Sus cejas saltaron de pura sorpresa, y sus ojos mostraron la emoción que sacudió por unos segundos todo su estómago.

—Jovencito, es de muy mala educación colarse de esta forma en una propiedad privada —la garganta de Ezio se secó, ¿qué habilidades tenía la signora que le había descubierto?—. Te perdonaré porque eres una persona muy importante para mi artista favorito.

—Lo lamento, signora —se disculpó moviendo por segunda vez el cuadro, lo dejó junto a su dueña y volvió a cubrirlo con la sábana—. Yo sólo quería echarle un vistazo.

—Está bien, es una obra que merece ser admirada; pero éstas no son formas de hacerlo, jovencito —Ezio agradecía que le llamara «jovencito» siendo que ya rondaba la treintena—. Ten, dale este paquete. Son unas galletas muy dulces que me han traído de Francia, le gustarán.

Signora, ¿qué le hace pensar que voy a verle ahora?
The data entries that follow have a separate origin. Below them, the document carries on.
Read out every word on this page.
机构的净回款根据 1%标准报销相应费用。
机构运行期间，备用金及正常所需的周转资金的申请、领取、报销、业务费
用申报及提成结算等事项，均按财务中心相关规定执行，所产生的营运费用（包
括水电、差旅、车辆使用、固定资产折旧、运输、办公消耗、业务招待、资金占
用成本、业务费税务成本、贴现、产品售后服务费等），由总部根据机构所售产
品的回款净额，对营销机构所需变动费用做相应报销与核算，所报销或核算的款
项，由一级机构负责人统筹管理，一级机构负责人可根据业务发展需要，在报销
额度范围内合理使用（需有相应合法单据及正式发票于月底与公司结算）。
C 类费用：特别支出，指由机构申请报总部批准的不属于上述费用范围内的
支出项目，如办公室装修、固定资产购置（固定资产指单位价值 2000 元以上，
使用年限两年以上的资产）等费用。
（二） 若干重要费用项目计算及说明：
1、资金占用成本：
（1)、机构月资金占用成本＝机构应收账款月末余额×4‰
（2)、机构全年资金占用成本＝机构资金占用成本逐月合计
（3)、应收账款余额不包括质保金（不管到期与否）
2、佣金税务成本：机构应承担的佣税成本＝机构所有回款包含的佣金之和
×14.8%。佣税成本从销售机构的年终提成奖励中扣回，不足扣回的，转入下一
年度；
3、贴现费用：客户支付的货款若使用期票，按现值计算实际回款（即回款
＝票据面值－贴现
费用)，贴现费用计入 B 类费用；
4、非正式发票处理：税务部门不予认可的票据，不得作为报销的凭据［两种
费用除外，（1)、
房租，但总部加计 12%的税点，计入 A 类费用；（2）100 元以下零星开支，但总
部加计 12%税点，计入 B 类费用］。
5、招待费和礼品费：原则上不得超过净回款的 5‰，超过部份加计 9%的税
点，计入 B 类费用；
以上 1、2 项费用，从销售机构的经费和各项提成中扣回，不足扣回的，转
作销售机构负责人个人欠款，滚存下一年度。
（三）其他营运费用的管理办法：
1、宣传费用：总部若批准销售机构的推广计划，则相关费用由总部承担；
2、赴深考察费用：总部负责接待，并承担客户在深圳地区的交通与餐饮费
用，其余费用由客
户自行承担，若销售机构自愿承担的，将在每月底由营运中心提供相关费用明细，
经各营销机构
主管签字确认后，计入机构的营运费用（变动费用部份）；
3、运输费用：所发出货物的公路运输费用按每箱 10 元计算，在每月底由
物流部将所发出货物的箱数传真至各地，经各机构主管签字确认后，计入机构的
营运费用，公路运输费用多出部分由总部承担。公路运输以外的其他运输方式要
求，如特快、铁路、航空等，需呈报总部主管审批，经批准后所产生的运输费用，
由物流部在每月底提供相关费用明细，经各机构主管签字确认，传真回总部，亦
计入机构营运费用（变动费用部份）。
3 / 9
La mujer sonrió y dio unos golpecitos contra el techo del carro. El avance de las yeguas se detuvo, el cochero bajó y abrió la puerta, se llevó un buen susto viendo a un invitado no deseado en el interior del mismo. De manera instintiva se llevó la mano a la cintura, sacando una pequeña daga de su alforja. La anciana negó con la cabeza y le hizo señas a Ezio para que bajase. Se despidió, y el carruaje retomó su camino, le esperaban casi dos semanas de viaje hasta Milán.

Ezio se quedó plantado a un lado del puente sujetando la pequeña cajita de madera con las galletas en su interior, aquella inmovilidad suya chocaba de frente con las prisas de las gentes de Roma, siempre andando apuradas para conseguir los mejores precios en el mercado. Él también debería apurarse y regresar al escondite, no porque comenzara a llamar la atención de un grupo de guardias que patrullaba la zona, sino porque necesitaba una explicación para el cuadro que había visto: unos pergaminos mal enrollados en una pequeña mesita de madera oscura, varias plumas flotando por la habitación —una tan íntima como un dormitorio—, un brillante lazo rojo ataba varios cuchillos dispuestos sobre los pergaminos, y una capa con el escudo de Florencia caía por una larga espada junto a la cama, dando a entender que quien la blandía no debía llevar demasiada ropa en esta escena.

Sus labios sonrieron sin permiso y giró dando los primeros pasos hacia el escondite. Con suerte, encontraría a Leonardo aún despierto.